O movimento teve causas directas, como o recrudescimento do anti-semitismo** na Rússia, na Europa Oriental e em França, e teve como textos de referência obras como «O Estado Judeu», de Theodor Herzl, que, em 1897, tinha promovido em Basileia o primeiro congresso da Organização Mundial Sionista” (PINTO, 2015: 68).

A Declaração Balfour, pela qual Londres se comprometia com a fundação na Palestina de um «lar para o povo judeu», abria passo a um reforço da imigração judaica, como colonatos apoiados pelos Rotschild. Os sionistas também se dividiam em relação aos árabes e às políticas restritivas de Londres: enquanto um núcleo, chefiado por David Ben-Gurion, advogava uma posição moderada, negociadora, perante palestinianos e ingleses, outro, liderado pelo jornalista e activista Vladimir Jabotinsky, preconizava a criação de um Estado judaico por quaisquer meios” (PINTO, 2015: 68).
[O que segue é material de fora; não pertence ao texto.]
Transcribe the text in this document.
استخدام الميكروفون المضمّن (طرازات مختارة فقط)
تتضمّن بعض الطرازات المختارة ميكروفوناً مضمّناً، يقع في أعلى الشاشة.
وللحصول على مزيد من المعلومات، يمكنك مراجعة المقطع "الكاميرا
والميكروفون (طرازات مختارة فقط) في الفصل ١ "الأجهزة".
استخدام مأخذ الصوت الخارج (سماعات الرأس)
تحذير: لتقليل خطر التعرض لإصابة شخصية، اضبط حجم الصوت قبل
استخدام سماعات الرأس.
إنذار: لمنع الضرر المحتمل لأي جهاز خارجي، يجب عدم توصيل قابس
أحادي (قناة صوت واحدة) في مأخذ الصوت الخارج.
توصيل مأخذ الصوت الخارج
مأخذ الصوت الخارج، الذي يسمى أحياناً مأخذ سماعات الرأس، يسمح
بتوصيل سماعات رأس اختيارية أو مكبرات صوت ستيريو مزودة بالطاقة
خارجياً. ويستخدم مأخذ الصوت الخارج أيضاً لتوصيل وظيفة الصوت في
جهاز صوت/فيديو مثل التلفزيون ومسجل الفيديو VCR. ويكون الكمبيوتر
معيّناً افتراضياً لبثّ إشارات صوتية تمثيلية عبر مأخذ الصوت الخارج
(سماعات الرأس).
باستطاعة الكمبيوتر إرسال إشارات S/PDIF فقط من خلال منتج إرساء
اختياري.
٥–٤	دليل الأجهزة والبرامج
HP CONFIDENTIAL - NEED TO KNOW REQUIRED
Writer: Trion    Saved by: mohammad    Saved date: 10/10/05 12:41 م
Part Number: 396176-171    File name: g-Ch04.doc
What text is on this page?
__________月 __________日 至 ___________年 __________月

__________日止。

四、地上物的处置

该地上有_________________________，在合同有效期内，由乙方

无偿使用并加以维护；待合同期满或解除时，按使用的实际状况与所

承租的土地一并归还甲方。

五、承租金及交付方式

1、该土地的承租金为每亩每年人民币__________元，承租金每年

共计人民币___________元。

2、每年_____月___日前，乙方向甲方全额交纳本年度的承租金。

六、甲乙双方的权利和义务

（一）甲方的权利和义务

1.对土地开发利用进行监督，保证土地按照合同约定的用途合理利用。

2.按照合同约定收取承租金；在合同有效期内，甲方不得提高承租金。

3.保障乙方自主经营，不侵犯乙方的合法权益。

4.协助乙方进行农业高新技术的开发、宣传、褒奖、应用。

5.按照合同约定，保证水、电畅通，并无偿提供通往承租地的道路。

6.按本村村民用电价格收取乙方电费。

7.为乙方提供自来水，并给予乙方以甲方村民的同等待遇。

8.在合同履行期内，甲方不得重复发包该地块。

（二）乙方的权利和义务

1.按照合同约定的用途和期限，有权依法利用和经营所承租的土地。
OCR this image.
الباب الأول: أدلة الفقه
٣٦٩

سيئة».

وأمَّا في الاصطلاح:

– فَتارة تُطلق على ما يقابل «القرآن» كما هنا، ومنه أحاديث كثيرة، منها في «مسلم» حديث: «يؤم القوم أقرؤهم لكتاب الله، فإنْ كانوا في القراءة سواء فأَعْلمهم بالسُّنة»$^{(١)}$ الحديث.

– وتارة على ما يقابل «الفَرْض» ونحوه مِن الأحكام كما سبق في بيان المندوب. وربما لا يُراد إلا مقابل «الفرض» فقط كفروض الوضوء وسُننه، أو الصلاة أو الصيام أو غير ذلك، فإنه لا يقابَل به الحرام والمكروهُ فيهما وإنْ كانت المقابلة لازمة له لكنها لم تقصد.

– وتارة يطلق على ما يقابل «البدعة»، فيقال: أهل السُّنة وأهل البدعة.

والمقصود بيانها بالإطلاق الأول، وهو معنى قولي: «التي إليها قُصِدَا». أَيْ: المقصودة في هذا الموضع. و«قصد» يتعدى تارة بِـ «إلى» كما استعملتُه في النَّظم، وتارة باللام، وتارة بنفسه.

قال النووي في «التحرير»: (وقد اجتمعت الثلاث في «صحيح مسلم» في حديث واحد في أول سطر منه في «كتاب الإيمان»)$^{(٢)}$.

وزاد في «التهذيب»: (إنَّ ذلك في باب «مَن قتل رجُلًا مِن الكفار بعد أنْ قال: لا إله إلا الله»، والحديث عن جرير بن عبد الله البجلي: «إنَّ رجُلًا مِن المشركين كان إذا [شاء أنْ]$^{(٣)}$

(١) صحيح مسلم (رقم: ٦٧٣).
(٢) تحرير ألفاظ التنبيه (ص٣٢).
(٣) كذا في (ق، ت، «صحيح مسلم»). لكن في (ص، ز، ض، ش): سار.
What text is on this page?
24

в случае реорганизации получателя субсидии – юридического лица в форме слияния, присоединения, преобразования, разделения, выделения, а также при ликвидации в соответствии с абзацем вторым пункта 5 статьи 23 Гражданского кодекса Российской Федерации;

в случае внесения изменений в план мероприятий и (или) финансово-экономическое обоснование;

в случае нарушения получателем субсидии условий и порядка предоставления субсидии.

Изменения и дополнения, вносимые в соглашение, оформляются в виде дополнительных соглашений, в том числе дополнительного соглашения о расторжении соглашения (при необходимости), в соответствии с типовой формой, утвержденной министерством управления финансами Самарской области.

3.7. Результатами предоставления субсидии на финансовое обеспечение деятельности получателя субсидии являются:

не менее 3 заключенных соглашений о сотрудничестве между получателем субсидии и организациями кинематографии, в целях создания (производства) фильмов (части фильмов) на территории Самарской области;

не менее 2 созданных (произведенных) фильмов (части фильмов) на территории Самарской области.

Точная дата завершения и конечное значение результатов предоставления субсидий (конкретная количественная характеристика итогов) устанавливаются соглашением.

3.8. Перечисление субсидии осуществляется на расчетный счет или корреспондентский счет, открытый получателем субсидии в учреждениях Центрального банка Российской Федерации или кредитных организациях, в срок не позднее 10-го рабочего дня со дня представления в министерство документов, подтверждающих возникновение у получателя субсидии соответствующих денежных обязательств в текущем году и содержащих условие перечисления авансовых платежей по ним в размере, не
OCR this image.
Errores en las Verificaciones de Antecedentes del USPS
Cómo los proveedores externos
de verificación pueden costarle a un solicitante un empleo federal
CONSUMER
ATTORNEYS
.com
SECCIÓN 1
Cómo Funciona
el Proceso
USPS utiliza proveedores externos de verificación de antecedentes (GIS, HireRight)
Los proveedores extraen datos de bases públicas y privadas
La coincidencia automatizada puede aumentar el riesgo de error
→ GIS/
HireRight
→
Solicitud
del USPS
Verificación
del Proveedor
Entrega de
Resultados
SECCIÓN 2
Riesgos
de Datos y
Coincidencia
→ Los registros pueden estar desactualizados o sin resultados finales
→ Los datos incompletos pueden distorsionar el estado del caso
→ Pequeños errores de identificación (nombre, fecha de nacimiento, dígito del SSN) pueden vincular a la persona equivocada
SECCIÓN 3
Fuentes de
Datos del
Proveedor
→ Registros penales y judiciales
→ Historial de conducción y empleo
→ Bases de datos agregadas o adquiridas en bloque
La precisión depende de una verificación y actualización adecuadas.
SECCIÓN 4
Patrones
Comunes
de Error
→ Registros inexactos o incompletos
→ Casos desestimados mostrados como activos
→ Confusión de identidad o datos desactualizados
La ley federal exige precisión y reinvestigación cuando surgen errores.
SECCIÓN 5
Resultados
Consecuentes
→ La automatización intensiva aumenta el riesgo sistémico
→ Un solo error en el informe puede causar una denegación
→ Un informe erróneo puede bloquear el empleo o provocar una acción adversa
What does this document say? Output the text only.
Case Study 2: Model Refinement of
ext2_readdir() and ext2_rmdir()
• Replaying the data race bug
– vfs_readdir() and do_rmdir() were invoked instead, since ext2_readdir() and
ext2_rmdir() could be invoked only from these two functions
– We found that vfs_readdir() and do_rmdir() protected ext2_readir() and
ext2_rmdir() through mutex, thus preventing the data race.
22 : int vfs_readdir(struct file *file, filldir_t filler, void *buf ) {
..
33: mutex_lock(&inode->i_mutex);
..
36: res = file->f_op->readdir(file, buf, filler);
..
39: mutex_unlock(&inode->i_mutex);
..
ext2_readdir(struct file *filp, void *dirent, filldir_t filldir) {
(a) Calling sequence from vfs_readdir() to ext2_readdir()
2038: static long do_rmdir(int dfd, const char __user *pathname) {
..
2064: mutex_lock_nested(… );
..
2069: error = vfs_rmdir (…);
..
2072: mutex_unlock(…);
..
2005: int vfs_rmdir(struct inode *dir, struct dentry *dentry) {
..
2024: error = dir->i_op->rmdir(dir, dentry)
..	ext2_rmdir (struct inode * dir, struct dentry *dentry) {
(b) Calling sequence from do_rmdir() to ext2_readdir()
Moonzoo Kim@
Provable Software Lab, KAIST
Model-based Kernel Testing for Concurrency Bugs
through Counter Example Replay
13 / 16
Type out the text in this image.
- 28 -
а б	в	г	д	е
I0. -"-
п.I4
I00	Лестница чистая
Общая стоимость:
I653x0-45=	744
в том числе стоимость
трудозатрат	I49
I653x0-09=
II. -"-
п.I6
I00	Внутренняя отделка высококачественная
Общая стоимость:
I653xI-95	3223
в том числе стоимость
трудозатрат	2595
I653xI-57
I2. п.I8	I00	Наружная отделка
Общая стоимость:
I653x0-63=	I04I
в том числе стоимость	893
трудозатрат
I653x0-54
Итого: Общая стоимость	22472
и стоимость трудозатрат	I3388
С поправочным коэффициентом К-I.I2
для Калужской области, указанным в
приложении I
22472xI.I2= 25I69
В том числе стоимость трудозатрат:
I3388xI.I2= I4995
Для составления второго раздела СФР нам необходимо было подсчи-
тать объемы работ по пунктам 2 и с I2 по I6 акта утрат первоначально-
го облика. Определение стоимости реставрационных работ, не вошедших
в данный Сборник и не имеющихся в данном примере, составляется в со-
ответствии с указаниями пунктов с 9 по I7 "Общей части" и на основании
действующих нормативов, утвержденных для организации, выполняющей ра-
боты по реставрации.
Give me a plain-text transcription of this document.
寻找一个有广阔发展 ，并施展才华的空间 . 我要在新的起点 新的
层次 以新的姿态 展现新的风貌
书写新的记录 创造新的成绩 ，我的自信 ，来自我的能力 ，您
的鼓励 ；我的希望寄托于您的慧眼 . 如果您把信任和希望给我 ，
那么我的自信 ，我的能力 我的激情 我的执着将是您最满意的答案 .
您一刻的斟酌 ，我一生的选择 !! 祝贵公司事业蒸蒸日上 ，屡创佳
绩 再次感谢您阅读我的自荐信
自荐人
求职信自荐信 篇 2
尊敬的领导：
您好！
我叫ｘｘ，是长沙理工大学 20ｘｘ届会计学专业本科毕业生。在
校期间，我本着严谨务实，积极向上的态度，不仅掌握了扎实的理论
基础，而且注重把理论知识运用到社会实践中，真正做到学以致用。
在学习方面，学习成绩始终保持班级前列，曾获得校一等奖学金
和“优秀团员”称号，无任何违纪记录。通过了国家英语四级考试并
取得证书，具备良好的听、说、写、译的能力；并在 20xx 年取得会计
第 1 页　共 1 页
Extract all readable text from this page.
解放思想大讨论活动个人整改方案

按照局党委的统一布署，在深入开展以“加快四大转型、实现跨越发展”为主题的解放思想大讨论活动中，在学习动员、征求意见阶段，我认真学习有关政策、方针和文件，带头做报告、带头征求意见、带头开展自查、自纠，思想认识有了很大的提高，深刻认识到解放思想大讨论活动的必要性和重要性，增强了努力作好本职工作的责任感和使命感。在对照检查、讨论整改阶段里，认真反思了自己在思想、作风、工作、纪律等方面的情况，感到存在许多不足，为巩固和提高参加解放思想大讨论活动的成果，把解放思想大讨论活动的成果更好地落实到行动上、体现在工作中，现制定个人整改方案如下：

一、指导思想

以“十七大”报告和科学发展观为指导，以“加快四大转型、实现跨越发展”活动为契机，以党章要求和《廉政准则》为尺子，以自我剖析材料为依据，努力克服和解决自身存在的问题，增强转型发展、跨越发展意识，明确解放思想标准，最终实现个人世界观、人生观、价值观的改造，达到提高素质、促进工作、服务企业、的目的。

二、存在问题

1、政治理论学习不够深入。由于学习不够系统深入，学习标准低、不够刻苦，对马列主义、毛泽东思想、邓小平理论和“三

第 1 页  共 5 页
Graças aos fortes propósitos do movimento sionista de retornar a Israel, nas vésperas da Grande Guerra haveria já, na Palestina, cerca de 85 000 judeus. Depois da Declaração Balfour (1917), esta migração de judeus para a Palestina, acompanhada da aquisição de terras pelo Jewish National Fund, foi dando origem a um ciclo de confronto: em 1935, os nacionalistas palestinianos passavam à luta armada contra os ingleses e os colonatos judaicos, inaugurando um tempo de violência que dura até hoje” (PINTO, 2015: 68).

Em 1937, a Peel Commission, uma comissão nomeada pelo gabinete de Londres, reconhecia que entre os cerca de um milhão de árabes e 400 000 judeus que estavam na Palestina não havia comunidade nem entendimento possíveis e que, assim sendo, a partilha territorial era o caminho a seguir. Só que a partilha territorial então preconizada não era propriamente equitativa: das terras da Palestina, os judeus recebiam a melhor parte – quer em localização geográfica, quer em riqueza agrícola. A agravar as coisas, a Peel Commission previa ainda transferências populacionais para fazer coincidir as zonas atribuídas com as comunidades étnicas. Finalmente, os árabes não iam ter direito a um Estado palestiniano, ficando com as suas áreas adstritas à suserania de Abdllah, rei da Jordânia” (PINTO, 2015: 68-69).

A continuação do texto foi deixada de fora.